When it comes to discipline, if the step-parent and the parent have agreed that it will be a shared task, she says to approach it neutrally and calmly.
“Don’t react to stress instincts. Be emotionally available to them and use non-negotiable phrases like, ‘I don’t like how you’re talking to me’ or ‘I don’t find that behaviour acceptable.’ Establish your boundaries by telling them what’s not OK in your world — a child can’t argue with that.”
Most importantly, if you’re able to correct your stepchild’s behaviour while remaining connected to them and not detaching emotionally, that will show that you are committed to them.

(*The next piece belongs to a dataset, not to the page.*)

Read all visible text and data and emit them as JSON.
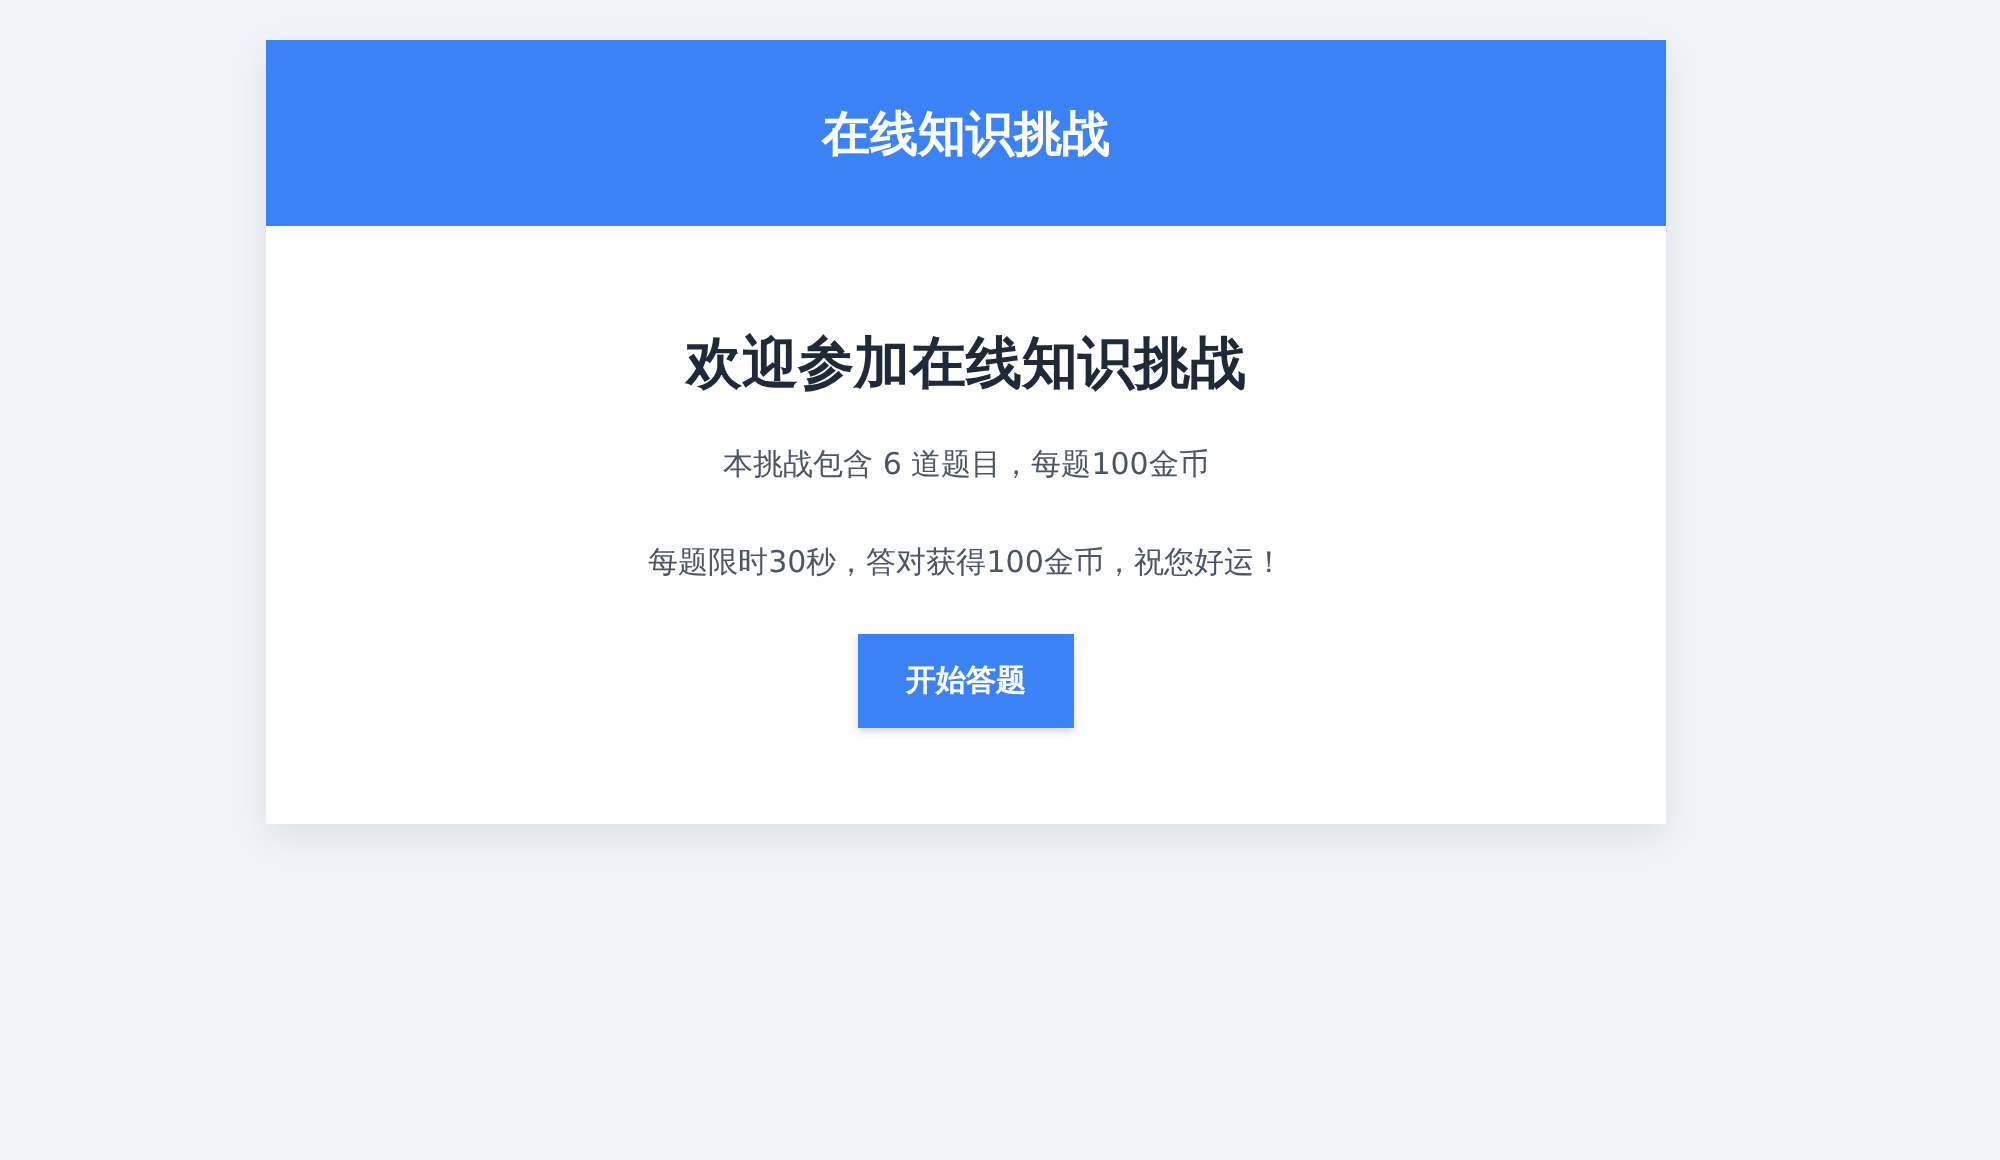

“When a child is in distress and struggling, they’ll misbehave,” Romanowski says. “But you want to show them with your words and actions that you hear them and you understand their struggle.”
If you’re dealing with a teen, it can be more difficult because they can have more legitimate issues about not liking their step-parent, and they have a voice to express it. Maybe they feel they’re being disrespected or boundaries are being crossed. That’s where Wiafe says an objective, third party should come into play to provide an opportunity for discussion and problem-solving.
In the end, she says, always make room for forgiveness.